The Chinese auto firm is set to expand further amid coronavirus disruption.
The coronavirus pandemic has seen a drastic impact on the automotive industry. Numerous automakers are now seeking financial assistance to be able to get through the crisis, especially Japanese car brands since the country is currently in a recession right now. Even automotive-related industries like car rental businesses are facing a huge threat; Hertz has filed for bankruptcy this week in relation to the current crisis.
China is, of course, one of the countries that have been hit hard by the economic adversities of the pandemic. In February alone, China's car sales have dropped by as much as 79 percent in February alone, as compared to its sales performance the previous year.

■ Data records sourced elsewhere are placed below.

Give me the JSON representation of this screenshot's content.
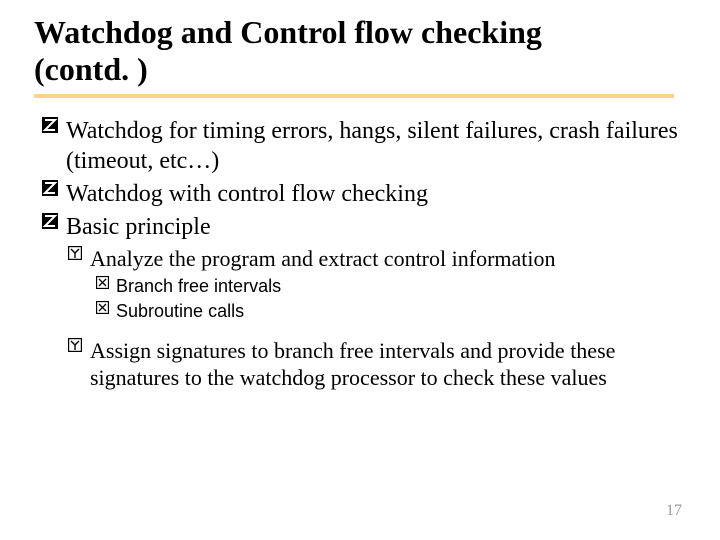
{
  "title_line1": "Watchdog and Control flow checking",
  "title_line2": "(contd. )",
  "bullets": {
    "b1": "Watchdog for timing errors, hangs, silent failures, crash failures (timeout, etc…)",
    "b2": "Watchdog with control flow checking",
    "b3": "Basic principle",
    "b3a": "Analyze the program and extract control information",
    "b3a1": "Branch free intervals",
    "b3a2": "Subroutine calls",
    "b3b": "Assign signatures to branch free intervals and provide these signatures to the watchdog processor to check these values"
  },
  "page_number": "17"
}
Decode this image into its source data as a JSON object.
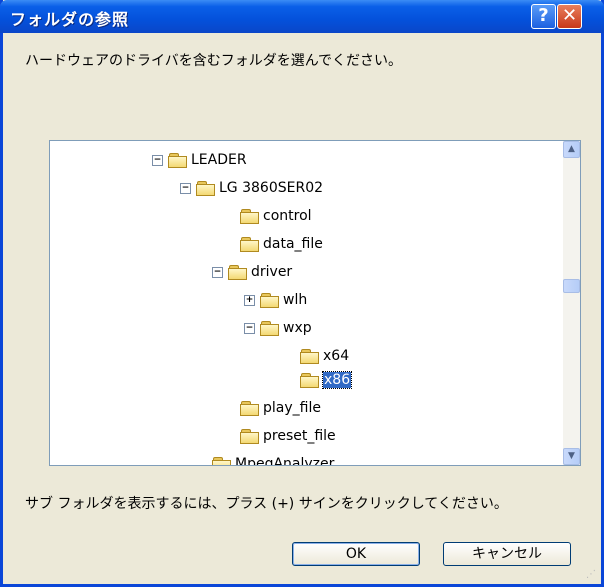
{
  "dialog": {
    "title": "フォルダの参照",
    "help_label": "?",
    "close_label": "✕",
    "prompt": "ハードウェアのドライバを含むフォルダを選んでください。",
    "hint": "サブ フォルダを表示するには、プラス (+) サインをクリックしてください。",
    "ok_label": "OK",
    "cancel_label": "キャンセル"
  },
  "tree": {
    "nodes": [
      {
        "label": "LEADER",
        "expander": "−"
      },
      {
        "label": "LG 3860SER02",
        "expander": "−"
      },
      {
        "label": "control",
        "expander": ""
      },
      {
        "label": "data_file",
        "expander": ""
      },
      {
        "label": "driver",
        "expander": "−"
      },
      {
        "label": "wlh",
        "expander": "+"
      },
      {
        "label": "wxp",
        "expander": "−"
      },
      {
        "label": "x64",
        "expander": ""
      },
      {
        "label": "x86",
        "expander": "",
        "selected": true
      },
      {
        "label": "play_file",
        "expander": ""
      },
      {
        "label": "preset_file",
        "expander": ""
      },
      {
        "label": "MpegAnalyzer",
        "expander": ""
      }
    ],
    "scroll_up": "▲",
    "scroll_down": "▼"
  },
  "colors": {
    "selection": "#316ac5",
    "titlebar": "#0a5fe8"
  }
}
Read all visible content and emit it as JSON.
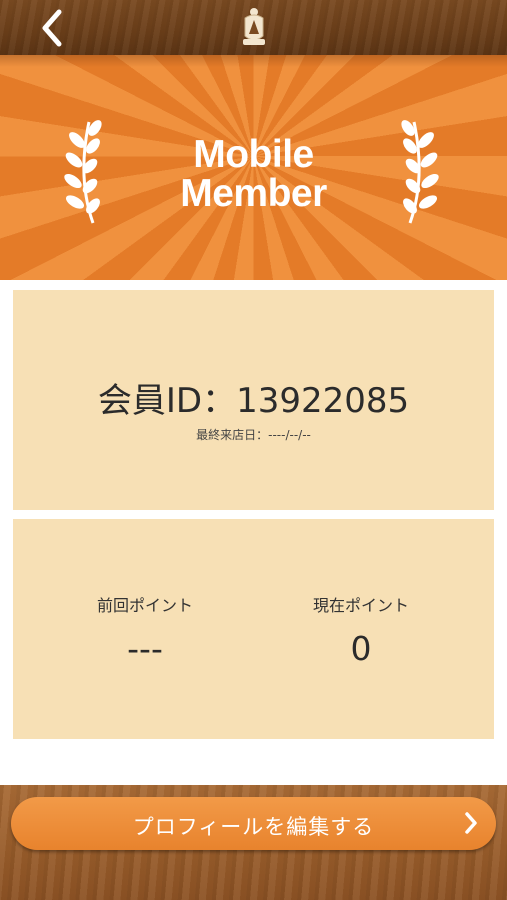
{
  "header": {
    "back_icon": "chevron-left-icon",
    "logo_icon": "crest-logo-icon"
  },
  "banner": {
    "title_line1": "Mobile",
    "title_line2": "Member",
    "decoration": "laurel-branch-icon"
  },
  "member_card": {
    "id_text": "会員ID：13922085",
    "last_visit_text": "最終来店日：----/--/--"
  },
  "points_card": {
    "previous_label": "前回ポイント",
    "previous_value": "---",
    "current_label": "現在ポイント",
    "current_value": "0"
  },
  "footer": {
    "edit_profile_label": "プロフィールを編集する",
    "arrow_icon": "chevron-right-icon"
  },
  "colors": {
    "accent": "#e8832d",
    "card_bg": "#f7e0b5",
    "wood_dark": "#6a3e19",
    "wood_light": "#9a5e2b"
  }
}
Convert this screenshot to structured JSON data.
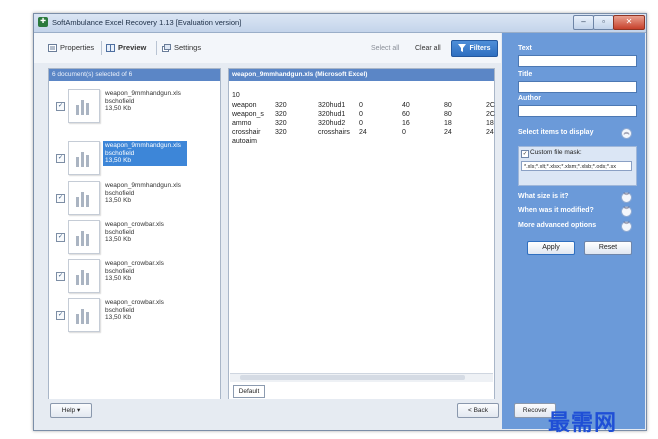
{
  "window": {
    "title": "SoftAmbulance Excel Recovery 1.13 [Evaluation version]"
  },
  "toolbar": {
    "properties": "Properties",
    "preview": "Preview",
    "settings": "Settings",
    "select_all": "Select all",
    "clear_all": "Clear all",
    "filters": "Filters"
  },
  "doclist": {
    "header": "6 document(s) selected of 6",
    "items": [
      {
        "name": "weapon_9mmhandgun.xls",
        "author": "bschofield",
        "size": "13,50 Kb"
      },
      {
        "name": "weapon_9mmhandgun.xls",
        "author": "bschofield",
        "size": "13,50 Kb"
      },
      {
        "name": "weapon_9mmhandgun.xls",
        "author": "bschofield",
        "size": "13,50 Kb"
      },
      {
        "name": "weapon_crowbar.xls",
        "author": "bschofield",
        "size": "13,50 Kb"
      },
      {
        "name": "weapon_crowbar.xls",
        "author": "bschofield",
        "size": "13,50 Kb"
      },
      {
        "name": "weapon_crowbar.xls",
        "author": "bschofield",
        "size": "13,50 Kb"
      }
    ]
  },
  "preview": {
    "header": "weapon_9mmhandgun.xls (Microsoft Excel)",
    "rows": [
      [
        "10",
        "",
        "",
        "",
        "",
        "",
        ""
      ],
      [
        "weapon",
        "320",
        "320hud1",
        "0",
        "40",
        "80",
        "2C"
      ],
      [
        "weapon_s",
        "320",
        "320hud1",
        "0",
        "60",
        "80",
        "2C"
      ],
      [
        "ammo",
        "320",
        "320hud2",
        "0",
        "16",
        "18",
        "18"
      ],
      [
        "crosshair",
        "320",
        "crosshairs",
        "24",
        "0",
        "24",
        "24"
      ],
      [
        "autoaim",
        "",
        "",
        "",
        "",
        "",
        ""
      ]
    ],
    "sheet_tab": "Default"
  },
  "filters": {
    "text_label": "Text",
    "title_label": "Title",
    "author_label": "Author",
    "select_items": "Select items to display",
    "custom_mask_label": "Custom file mask:",
    "custom_mask_value": "*.xls;*.xlt;*.xlsx;*.xlsm;*.xlsb;*.ods;*.sx",
    "what_size": "What size is it?",
    "when_modified": "When was it modified?",
    "more_options": "More advanced options",
    "apply": "Apply",
    "reset": "Reset"
  },
  "bottom": {
    "help": "Help",
    "back": "< Back",
    "recover": "Recover"
  },
  "watermark": "最需网",
  "colors": {
    "accent": "#5b86c6",
    "panel": "#6b9ad9",
    "selected": "#3d86d8"
  }
}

This is temporary, though, according to Cai Ronghua, an official at the National Development and Reform Commission (NDRC) in a report by Reuters.
With that said, Chinese automotive companies are ready to bounce back from the sales slump – one of them is Geely. The reigning best-selling Chinese car brand is looking to expand further by increasing its influence in other bigger global car brands, particularly Daimler. Reuters has reported that Geely Chairman Li Shufu wants to delve deeper into its ties with Daimler, the parent company of Mercedes-Benz.
Of note, Geely already owns 9.69 percent of shares in Daimler, acquired back in 2018. This formed a China-based collaboration to make Smart cars and a premium ride-hailing service, as well as an investment in the Volocopter flying taxi company.
Apart from its shares in Daimler, Geely also owns controlling stakes in Volvo, Polestar, Lotus, Proton, and Lynk & Co. The latter is reportedly ready to roll out its cars in Europe this year.
Ultimately, Geely looks to "launch several new products and services to our markets around the world," as said in a statement to Reuters.